Oltre alla questione del codice, subentra quella della casistica perchè un antimalware di ultima generazione ha bisogno di avere quanti più dispositivi con il suo software installato per generare statistiche utili ad un approccio euristico predittivo dei potenziali rischi. Non solo quindi sviluppare firme antivirali, ma bloccare processi potenzialmente pericolosi.
Sul sito del colosso italiano delle telecomunicazioni il messaggio è chiaro:
TIM lancia sul mercato con Telsy, società del Gruppo specializzata in cybersecurity e crittografia, un nuovo sistema antivirus avanzato interamente ‘made in Italy’ e destinato alla clientela Business e alla Pubblica Amministrazione. Progettato, sviluppato e gestito in Italia, il nuovo sistema di Endpoint Protection garantisce funzionalità di anti-virus, anti-malware, anti-spyware e anti-ransomware.
La nuova soluzione, disponibile da maggio, è il risultato del lavoro di esperti specializzati nella cybersecurity, del Telsy Incident Response Team e della grande esperienza maturata negli anni dall’azienda del Gruppo nella realizzazione di prodotti e servizi per la sicurezza delle informazioni e delle comunicazioni.
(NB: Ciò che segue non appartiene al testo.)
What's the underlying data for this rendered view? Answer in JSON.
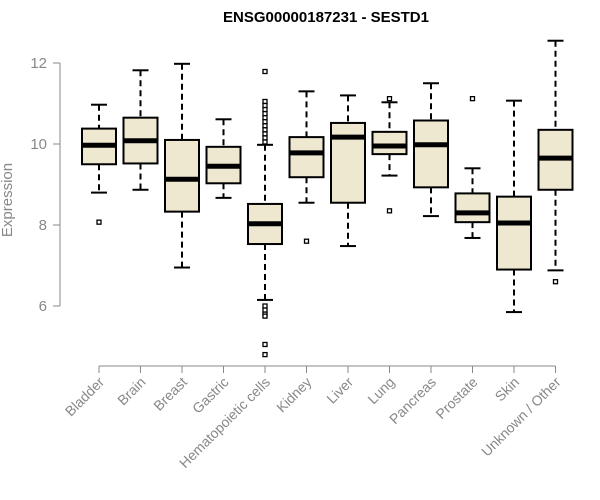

Secondo una fonte interpellata da Matrice Digitale, il Ministero dell’Interno sta già provvedendo a sostituire Kaspersky con un prodotto non europeo e nemmeno statunitense. Dopo essersi affidati per anni ai temibili russi, si è passati ai miti, almeno apparentemente, giapponesi di TrendMicro.
Trend Micro è una azienda con sede in Giappone e negli States, conta seimila dipendenti ed ha un fatturato di quasi 2 miliardi di dollari. Scegliere un’azienda giapponese, significa rimanere nel perimetro della NATO e quindi sotto la potenziale sorveglianza delle agenzie statunitensi.